Ratio of developers to technical writers

How many developers/engineers are there in a typical product development organisation, and how many technical writers? It boils down to this: How many developers are at the top of the funnel, creating the new features and updates which pour into your well of documentation work?

A quick Google yields some interesting surveys.

Average 12 to 1: Posted on KnowGenesis (November 2007). Based on 162 responses. Plenty of other interesting stats in this article too. And a recommendation that the an optimal ratio is 5 – 7 developers per writer. Does anyone inhabit such an ideal world? 😉 An interesting point: The very same research and result were published by Cherryleaf in April 2003.

Mostly fewer than 10 to 1: From KeyContent (March 2007). Based on 30 responses.

Average 42 to 1, but mostly fewer than 24 to 1: From the Suncoast STC (March 2006). Based on 10 responses, the average is 42 developers to 1 technical writer. But 7 of the 10 responses gave a ratio of 24 to 1 or fewer.

Typically 8 to 1: From Scriptorium (2001), in their Software Development Executive’s Guide to Managing Technical Publications.

What about me? Well, it’s difficult to be precise. We have 3 full-time technical writers and somewhere between 60 to 70 developers, depending on how you count ’em.
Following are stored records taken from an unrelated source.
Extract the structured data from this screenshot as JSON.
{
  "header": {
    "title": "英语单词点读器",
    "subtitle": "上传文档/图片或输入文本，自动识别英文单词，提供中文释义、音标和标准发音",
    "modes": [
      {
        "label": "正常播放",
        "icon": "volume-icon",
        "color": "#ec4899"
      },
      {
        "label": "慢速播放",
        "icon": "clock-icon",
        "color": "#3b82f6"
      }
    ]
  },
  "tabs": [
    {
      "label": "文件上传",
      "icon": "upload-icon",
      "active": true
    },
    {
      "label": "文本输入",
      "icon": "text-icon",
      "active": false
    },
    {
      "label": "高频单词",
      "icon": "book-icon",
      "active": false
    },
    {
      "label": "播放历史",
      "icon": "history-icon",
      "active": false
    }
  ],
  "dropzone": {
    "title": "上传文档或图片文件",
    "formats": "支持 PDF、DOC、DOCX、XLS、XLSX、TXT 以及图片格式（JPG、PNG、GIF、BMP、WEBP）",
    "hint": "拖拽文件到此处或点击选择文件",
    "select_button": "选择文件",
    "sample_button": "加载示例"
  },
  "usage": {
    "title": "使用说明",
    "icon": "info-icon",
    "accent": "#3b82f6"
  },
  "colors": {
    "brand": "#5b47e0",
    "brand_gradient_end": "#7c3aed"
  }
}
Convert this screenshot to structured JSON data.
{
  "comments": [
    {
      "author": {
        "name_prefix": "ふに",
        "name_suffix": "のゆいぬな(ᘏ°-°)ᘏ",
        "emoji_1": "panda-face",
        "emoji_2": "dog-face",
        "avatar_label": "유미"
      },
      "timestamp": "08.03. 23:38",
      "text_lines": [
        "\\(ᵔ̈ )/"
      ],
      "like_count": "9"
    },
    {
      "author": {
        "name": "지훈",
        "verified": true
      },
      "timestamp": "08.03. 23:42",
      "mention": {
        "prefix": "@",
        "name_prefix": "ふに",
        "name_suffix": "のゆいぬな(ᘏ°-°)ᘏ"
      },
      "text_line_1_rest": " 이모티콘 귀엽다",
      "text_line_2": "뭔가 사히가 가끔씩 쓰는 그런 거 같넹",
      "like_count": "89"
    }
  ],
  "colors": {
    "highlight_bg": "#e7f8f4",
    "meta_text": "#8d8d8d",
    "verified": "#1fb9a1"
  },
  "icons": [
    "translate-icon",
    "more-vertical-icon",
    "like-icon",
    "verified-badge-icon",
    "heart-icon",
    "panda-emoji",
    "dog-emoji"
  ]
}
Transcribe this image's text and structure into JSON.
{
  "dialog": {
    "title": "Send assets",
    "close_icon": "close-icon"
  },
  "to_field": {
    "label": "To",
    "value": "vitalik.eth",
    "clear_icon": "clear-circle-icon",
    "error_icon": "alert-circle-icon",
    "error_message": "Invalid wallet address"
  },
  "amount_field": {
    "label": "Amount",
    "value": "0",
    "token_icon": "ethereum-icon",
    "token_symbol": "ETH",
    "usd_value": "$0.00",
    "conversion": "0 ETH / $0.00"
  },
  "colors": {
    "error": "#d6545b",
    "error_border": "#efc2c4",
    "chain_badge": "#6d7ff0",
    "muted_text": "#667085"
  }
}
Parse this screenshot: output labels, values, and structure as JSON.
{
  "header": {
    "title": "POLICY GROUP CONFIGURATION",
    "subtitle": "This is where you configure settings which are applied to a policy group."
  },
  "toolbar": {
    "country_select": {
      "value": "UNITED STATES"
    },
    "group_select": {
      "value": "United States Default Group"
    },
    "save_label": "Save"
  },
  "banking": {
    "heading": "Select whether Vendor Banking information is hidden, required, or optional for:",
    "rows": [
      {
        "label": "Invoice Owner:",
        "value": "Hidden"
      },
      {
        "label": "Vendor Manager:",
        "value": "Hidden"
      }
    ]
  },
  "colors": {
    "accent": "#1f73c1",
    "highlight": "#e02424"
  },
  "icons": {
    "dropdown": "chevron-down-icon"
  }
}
In the technical writing team, we divide the work by product rather than by number of developers. Let’s go with this: If we count only developers but not support engineers or other teams who funnel work our way, it’s approximately 30 developers to 1 technical writer.

What about you – do you find this interesting, and what are the ratios you have experienced?


About Sarah Maddox

Technical writer, author and blogger in Sydney

Posted on 2 March 2008, in technical writing. Bookmark the permalink. 7 Comments.

  1. This is always a fun one to talk about. Management loves to bring this question up whenever I ask for more TW help. But as you say, it’s not an easy one to answer. In my 7 years of experience, I’d say that it would depend on how complicated the product is, rather than how many developers are working on it. That should be the question, rather than what the ratio of TW to developers is.

  2. Agrre with Julia – comparing those numbers is a fun exercise – but it doesn’t really mean anything. The complexity of the product is what really determines the number of people – but how do you measure complexity? Is it determined by the number of writers per product feature/component? that would be interesting to see.

  3. Thanks. KnowGenesis seems to have taken all of its technical writing articles from our Web site without permission. Grrr.

  4. Indeed, ratios don’t mean much. However, the fewer the better is my opinion.
    At the moment I’m writng for only 6 developers, but they develop 7 different products, so that again illustrates the fact that it’s the complexity that counts, not the dev-tw ratio.

  5. We keep a 20 to 1 ratio here. Just FYI.

  6. I work for NI R&D in Shanghai and the site established the technical communications department recent two years. We are way understaffed for the amount of projects that are done in Shanghai, but hiring good tech writers in China isn’t easy! Meanwhile, the half the developers work with the tech writers in the U.S. Not any easier.

  7. Hi Susan, That sounds really interesting 🙂 Long-distance documentation is becoming more and more prevalent. We have just opened an office in Gdansk, Poland, where development work is done. So I’ll be working with them while I’m based in Sydney. We also have an office in San Francisco. The time zones make it fun too!